Y esto es casi todo. No he atendido a la lírica porque no me gusta. Dejo esa labor para otro. Confío en que esta modesta pero trabajada investigación se convierta, algún día, en una pieza clave y fundadora para la comprensión de una de las literaturas más apasionantes y desconocidas del mundo. Sumergirme en ella ha sido una experiencia impactante, y espero que lo mismo sienta todo aquel que se llegue a interesar.

 

 

 

 

Cassimire Bou, en una excursión al monte Ténakourou


[1](Cochabamba, 1967) Comparatista independiente. Afincado en Barcelona desde las Olimpiadas. Calza un 43.
[2] Al interesado le remito a mi Un historiador intrépido mojó su culillo en el Volta, Algeciras, 2004, manuscrito anónimo que envié a la Biblioteca Nacional de Madrid y que espero hayan indexado debidamente.

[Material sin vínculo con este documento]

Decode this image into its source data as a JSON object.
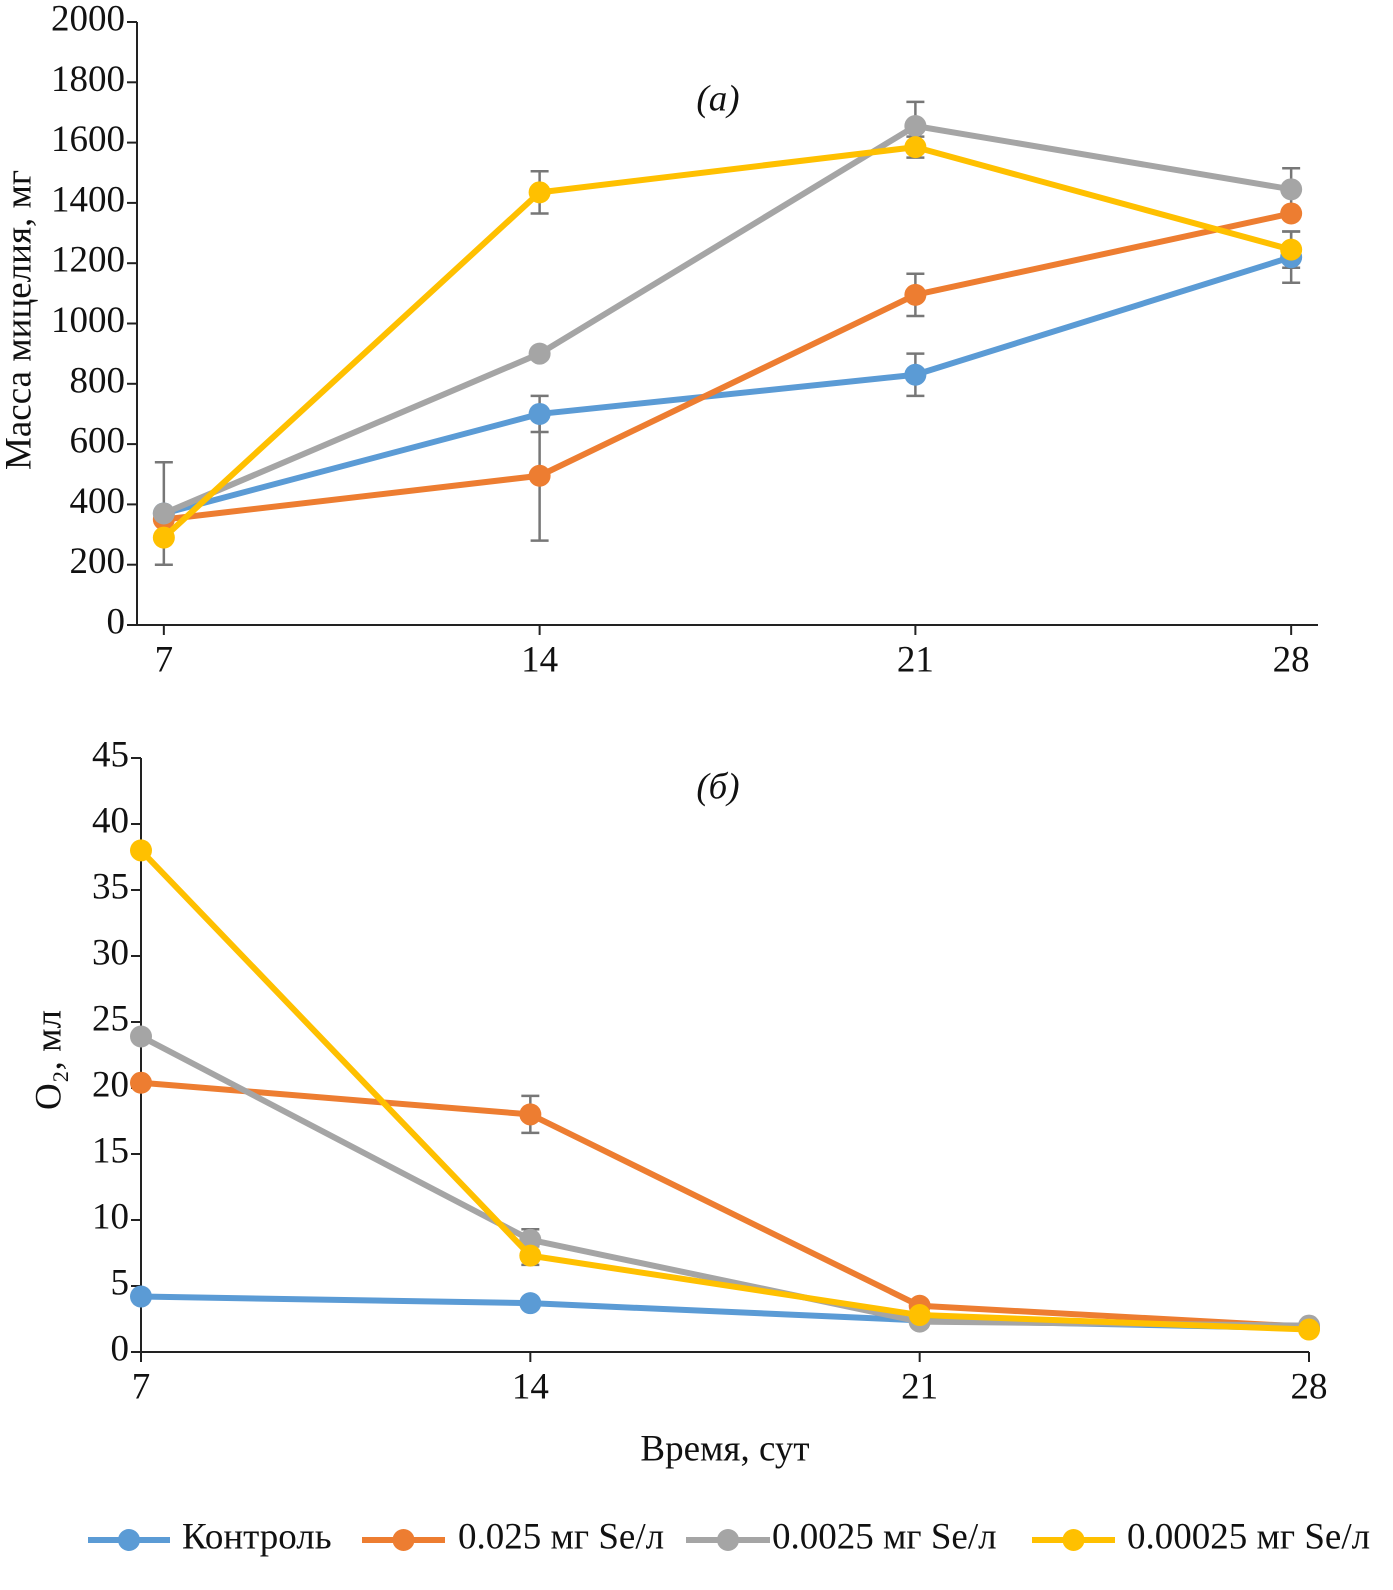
{
  "chart_data": [
    {
      "type": "line",
      "annotation": "(а)",
      "y_label": "Масса мицелия, мг",
      "x": [
        7,
        14,
        21,
        28
      ],
      "xlim": [
        6.5,
        28.5
      ],
      "xticks": [
        7,
        14,
        21,
        28
      ],
      "ylim": [
        0,
        2000
      ],
      "yticks": [
        0,
        200,
        400,
        600,
        800,
        1000,
        1200,
        1400,
        1600,
        1800,
        2000
      ],
      "series": [
        {
          "name": "Контроль",
          "color": "#5b9bd5",
          "values": [
            370,
            700,
            830,
            1220
          ],
          "errors": [
            null,
            60,
            70,
            85
          ]
        },
        {
          "name": "0.025 мг Se/л",
          "color": "#ed7d31",
          "values": [
            350,
            495,
            1095,
            1365
          ],
          "errors": [
            null,
            215,
            70,
            null
          ]
        },
        {
          "name": "0.0025 мг Se/л",
          "color": "#a5a5a5",
          "values": [
            370,
            900,
            1655,
            1445
          ],
          "errors": [
            170,
            15,
            80,
            70
          ]
        },
        {
          "name": "0.00025 мг Se/л",
          "color": "#ffc000",
          "values": [
            290,
            1435,
            1585,
            1245
          ],
          "errors": [
            null,
            70,
            35,
            60
          ]
        }
      ]
    },
    {
      "type": "line",
      "annotation": "(б)",
      "y_label": "O₂, мл",
      "x_label": "Время, сут",
      "x": [
        7,
        14,
        21,
        28
      ],
      "xlim": [
        7,
        28
      ],
      "xticks": [
        7,
        14,
        21,
        28
      ],
      "ylim": [
        0,
        45
      ],
      "yticks": [
        0,
        5,
        10,
        15,
        20,
        25,
        30,
        35,
        40,
        45
      ],
      "series": [
        {
          "color": "#5b9bd5",
          "values": [
            4.2,
            3.7,
            2.4,
            1.8
          ],
          "errors": [
            null,
            null,
            null,
            null
          ]
        },
        {
          "color": "#ed7d31",
          "values": [
            20.4,
            18,
            3.5,
            1.9
          ],
          "errors": [
            null,
            1.4,
            null,
            null
          ]
        },
        {
          "color": "#a5a5a5",
          "values": [
            23.9,
            8.5,
            2.3,
            2.0
          ],
          "errors": [
            null,
            0.8,
            null,
            null
          ]
        },
        {
          "color": "#ffc000",
          "values": [
            38,
            7.3,
            2.8,
            1.7
          ],
          "errors": [
            null,
            0.7,
            null,
            null
          ]
        }
      ]
    }
  ]
}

No obtuvo, indefectiblemente, mención alguna en ninguno de los certámenes literarios de literatura de viajes en los  que concursó los años 2004 y 2005.
[3] He pasado olímpicamente de ellos.
[4] Es posible leer, si bien en el lastre pestífero de la lengua francesa, una amplia recopilación de estas leyendas orales en: AZAZOU, M., Histoires immoraux de l’Haute Volta, Ouagadougou, Presses Universitaires, 1969.